Since a change of heart nearly two years ago, India has stopped intervening in markets to manage its exchange rate. It has not followed countries from Brazil to Thailand by slapping on new capital controls. Unlike China and other east Asian mercantilists, it does not run an export surplus; nor does it insist on showering excess savings on rich countries that have no good use for them. Instead, India manages its economy as the textbooks say a developing country ought to.

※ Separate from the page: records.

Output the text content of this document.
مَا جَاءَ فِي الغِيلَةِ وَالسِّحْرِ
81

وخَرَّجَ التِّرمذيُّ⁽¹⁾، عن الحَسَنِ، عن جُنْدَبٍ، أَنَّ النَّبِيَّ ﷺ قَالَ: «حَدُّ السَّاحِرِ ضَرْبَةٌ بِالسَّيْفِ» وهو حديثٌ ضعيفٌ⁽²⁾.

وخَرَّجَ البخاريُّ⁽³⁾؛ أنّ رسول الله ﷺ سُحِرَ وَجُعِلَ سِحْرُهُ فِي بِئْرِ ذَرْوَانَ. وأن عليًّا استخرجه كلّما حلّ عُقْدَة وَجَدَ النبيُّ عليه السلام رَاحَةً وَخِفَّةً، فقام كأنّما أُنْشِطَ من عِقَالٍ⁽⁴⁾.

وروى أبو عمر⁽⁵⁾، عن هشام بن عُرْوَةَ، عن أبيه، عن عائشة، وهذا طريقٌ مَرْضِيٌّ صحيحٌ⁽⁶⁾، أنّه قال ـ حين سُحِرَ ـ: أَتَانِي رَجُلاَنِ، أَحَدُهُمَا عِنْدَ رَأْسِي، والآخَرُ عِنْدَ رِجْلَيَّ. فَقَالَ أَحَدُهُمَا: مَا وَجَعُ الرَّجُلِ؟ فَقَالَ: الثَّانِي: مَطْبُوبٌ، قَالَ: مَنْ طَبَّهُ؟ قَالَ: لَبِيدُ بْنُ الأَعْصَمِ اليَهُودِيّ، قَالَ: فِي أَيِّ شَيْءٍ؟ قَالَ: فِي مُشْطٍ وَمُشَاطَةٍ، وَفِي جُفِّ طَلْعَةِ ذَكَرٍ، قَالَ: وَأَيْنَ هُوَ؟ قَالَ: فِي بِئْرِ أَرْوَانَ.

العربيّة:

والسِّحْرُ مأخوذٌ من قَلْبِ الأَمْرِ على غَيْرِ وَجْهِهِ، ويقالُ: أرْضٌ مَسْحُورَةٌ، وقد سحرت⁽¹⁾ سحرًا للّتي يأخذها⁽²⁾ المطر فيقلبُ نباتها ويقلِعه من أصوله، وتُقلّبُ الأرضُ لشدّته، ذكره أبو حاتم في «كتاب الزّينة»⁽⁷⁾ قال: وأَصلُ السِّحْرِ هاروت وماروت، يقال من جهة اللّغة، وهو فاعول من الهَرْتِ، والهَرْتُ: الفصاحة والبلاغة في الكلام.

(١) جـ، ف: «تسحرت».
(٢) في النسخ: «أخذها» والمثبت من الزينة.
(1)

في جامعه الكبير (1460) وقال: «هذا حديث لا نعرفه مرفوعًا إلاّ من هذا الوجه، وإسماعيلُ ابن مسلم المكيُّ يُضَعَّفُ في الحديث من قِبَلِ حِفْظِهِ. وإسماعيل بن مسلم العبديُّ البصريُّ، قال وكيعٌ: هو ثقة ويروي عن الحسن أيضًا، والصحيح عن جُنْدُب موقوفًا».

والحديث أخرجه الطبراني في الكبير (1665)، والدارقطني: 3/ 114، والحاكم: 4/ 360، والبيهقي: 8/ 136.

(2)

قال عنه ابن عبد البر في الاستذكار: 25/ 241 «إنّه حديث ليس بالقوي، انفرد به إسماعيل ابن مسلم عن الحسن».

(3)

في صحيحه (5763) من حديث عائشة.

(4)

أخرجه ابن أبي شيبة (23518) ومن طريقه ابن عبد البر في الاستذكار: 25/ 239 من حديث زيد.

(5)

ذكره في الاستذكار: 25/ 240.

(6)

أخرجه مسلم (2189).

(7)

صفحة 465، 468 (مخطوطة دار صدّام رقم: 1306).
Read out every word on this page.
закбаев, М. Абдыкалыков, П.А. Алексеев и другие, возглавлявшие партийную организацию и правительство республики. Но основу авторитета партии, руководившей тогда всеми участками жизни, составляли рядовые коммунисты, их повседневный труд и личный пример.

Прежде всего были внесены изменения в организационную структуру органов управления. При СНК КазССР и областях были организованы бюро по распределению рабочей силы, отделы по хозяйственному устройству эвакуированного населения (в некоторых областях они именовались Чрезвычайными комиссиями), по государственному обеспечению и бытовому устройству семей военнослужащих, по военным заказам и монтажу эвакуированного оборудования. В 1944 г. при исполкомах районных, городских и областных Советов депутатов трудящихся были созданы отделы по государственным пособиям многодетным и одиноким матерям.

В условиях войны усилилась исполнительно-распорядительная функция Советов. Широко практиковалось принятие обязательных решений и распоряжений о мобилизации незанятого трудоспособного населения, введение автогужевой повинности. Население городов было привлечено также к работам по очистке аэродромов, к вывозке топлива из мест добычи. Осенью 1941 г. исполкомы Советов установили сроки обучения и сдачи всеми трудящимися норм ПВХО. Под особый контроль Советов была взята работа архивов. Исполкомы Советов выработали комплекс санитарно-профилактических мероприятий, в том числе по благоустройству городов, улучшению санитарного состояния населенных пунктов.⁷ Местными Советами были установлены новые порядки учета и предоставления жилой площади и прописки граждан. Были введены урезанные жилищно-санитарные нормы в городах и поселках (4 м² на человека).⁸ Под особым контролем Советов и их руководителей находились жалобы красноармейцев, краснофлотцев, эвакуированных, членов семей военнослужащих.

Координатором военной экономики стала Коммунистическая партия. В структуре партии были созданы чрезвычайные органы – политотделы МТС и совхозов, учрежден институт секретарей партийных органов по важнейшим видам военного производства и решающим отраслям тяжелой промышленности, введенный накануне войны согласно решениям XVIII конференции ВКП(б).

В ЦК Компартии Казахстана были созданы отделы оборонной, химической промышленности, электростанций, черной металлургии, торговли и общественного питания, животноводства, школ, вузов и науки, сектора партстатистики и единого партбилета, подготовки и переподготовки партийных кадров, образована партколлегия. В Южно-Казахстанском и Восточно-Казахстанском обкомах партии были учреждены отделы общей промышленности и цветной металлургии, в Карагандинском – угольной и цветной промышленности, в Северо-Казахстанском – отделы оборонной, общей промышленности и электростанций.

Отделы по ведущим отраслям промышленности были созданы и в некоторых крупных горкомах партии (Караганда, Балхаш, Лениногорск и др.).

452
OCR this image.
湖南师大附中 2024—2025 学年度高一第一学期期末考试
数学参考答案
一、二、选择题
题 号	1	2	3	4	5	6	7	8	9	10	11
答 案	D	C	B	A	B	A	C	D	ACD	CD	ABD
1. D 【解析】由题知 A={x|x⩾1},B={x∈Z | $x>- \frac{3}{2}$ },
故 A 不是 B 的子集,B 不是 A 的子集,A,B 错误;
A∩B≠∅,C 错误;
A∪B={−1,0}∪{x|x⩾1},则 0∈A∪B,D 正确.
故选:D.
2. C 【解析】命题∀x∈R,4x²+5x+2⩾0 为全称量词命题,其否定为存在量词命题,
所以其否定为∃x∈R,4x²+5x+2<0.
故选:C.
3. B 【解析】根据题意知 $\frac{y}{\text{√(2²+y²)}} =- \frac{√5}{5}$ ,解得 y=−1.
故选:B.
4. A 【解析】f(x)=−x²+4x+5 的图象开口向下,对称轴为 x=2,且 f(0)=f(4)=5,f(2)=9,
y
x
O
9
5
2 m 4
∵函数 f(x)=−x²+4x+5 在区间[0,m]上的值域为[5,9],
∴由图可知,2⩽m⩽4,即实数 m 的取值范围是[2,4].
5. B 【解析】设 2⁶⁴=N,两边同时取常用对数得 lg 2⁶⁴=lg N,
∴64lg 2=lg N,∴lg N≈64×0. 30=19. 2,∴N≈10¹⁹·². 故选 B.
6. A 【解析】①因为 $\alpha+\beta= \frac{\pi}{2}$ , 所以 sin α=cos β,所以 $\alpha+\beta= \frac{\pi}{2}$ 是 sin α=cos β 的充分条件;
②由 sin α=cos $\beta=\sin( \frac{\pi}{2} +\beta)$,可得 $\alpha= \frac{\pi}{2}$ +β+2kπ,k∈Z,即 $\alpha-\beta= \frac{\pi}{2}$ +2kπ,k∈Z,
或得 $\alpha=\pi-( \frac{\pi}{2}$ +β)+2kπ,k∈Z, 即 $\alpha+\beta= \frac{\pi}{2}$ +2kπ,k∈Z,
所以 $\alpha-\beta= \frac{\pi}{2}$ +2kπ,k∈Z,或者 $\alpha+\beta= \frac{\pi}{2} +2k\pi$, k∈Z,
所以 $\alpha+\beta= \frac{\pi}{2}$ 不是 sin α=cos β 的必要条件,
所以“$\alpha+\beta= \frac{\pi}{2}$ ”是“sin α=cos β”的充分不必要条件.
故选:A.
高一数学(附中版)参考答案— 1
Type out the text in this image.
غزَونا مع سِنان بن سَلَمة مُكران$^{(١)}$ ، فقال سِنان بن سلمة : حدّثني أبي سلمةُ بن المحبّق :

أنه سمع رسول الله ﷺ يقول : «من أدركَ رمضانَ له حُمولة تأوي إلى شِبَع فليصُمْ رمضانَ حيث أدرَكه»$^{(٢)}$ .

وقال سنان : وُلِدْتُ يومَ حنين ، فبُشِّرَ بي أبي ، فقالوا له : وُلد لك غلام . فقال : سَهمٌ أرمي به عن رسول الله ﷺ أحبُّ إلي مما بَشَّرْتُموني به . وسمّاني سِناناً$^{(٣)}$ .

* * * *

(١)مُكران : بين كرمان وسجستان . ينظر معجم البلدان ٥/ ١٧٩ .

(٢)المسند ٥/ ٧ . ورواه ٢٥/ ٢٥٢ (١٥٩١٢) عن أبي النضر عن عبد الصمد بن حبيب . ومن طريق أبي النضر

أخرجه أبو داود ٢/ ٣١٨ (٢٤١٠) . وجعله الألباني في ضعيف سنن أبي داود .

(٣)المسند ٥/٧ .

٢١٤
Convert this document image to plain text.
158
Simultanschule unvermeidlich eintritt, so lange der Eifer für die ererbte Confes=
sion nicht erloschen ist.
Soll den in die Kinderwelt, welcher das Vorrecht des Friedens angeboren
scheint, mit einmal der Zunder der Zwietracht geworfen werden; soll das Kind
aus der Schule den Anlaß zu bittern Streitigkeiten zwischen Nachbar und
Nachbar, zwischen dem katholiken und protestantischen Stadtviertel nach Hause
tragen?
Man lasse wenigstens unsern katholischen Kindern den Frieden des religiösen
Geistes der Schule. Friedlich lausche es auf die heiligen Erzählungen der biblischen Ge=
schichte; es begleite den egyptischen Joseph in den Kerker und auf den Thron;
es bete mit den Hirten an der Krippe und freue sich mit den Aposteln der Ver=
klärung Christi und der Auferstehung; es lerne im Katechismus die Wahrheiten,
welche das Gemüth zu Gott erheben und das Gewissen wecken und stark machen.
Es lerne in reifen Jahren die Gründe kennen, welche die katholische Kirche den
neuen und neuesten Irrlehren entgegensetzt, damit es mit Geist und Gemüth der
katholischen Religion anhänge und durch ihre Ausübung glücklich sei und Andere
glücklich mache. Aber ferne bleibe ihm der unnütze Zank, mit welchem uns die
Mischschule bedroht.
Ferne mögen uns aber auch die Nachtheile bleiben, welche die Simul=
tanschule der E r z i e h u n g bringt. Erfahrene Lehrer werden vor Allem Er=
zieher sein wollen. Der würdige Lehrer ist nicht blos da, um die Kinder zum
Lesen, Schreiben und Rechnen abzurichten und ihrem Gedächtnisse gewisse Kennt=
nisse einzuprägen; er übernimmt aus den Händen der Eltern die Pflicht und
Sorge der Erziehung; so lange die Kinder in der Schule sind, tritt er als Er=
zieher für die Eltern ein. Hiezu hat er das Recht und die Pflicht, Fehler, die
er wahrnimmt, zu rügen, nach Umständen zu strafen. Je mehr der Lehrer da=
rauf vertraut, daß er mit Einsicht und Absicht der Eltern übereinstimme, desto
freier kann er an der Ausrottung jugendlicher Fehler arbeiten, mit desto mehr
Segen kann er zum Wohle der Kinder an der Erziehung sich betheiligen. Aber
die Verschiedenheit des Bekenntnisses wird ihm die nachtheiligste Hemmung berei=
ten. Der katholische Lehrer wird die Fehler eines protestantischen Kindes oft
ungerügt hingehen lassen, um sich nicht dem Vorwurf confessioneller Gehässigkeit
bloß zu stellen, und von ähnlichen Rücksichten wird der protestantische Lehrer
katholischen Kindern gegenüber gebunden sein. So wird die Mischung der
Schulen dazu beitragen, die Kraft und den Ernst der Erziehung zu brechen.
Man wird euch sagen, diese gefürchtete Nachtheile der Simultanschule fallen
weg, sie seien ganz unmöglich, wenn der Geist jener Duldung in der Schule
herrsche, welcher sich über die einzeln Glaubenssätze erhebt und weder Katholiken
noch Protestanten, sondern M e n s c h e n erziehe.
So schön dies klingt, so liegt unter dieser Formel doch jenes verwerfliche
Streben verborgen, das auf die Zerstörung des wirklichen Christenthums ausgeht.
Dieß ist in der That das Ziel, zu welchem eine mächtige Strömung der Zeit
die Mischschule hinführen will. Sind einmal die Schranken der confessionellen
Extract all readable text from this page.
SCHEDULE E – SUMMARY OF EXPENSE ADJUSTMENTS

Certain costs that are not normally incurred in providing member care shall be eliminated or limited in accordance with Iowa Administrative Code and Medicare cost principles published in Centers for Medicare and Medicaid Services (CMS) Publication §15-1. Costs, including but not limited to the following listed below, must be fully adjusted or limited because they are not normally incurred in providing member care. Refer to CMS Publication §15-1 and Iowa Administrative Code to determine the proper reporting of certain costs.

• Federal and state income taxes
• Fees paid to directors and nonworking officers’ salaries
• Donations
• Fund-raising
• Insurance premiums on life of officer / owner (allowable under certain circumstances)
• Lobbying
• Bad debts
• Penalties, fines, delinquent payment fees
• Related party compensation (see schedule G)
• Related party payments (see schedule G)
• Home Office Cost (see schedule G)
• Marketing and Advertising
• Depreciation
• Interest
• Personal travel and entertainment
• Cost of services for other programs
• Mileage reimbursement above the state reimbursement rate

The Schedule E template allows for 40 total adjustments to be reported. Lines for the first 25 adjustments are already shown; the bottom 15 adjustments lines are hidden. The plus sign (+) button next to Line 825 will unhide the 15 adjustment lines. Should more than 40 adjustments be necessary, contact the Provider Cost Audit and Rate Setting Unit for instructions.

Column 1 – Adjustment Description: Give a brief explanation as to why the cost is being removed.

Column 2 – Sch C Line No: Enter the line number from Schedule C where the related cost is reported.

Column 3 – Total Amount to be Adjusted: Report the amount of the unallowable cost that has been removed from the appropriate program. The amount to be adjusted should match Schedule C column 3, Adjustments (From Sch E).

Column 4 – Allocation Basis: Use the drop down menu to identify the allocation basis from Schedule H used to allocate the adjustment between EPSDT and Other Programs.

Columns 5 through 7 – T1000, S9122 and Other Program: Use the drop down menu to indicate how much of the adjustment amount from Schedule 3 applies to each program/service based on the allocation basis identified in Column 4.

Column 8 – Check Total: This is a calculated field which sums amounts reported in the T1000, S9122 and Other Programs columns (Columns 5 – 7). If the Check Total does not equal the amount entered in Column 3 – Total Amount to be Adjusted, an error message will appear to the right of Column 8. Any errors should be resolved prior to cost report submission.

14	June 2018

It runs a trade deficit, thereby contributing to the rich world’s recovery; and it imports capital to help lift its people out of poverty, registering growth of 8 per cent or so a year.
To many observers, including a lot of Indian ones, the country has succeeded because it has always kept capital controls, even if it has imposed no new ones recently – for example, its bond market remains largely closed to foreigners. Yet although India retains de jure restrictions on capital inflows, de facto global integration has progressed dramatically, as Ajay Shah of India’s National Institute of Public Finance and Policy has argued. Gross cross-border flows of money have jumped from around 50 per cent of India’s gross domestic product to more than 120 per cent over the past decade. Some 500 Indian multinationals have access to global capital markets and can funnel cash into and out of their home country. When you have globalisation of trade and investment, it is not in the power of government to suppress globalisation of capital.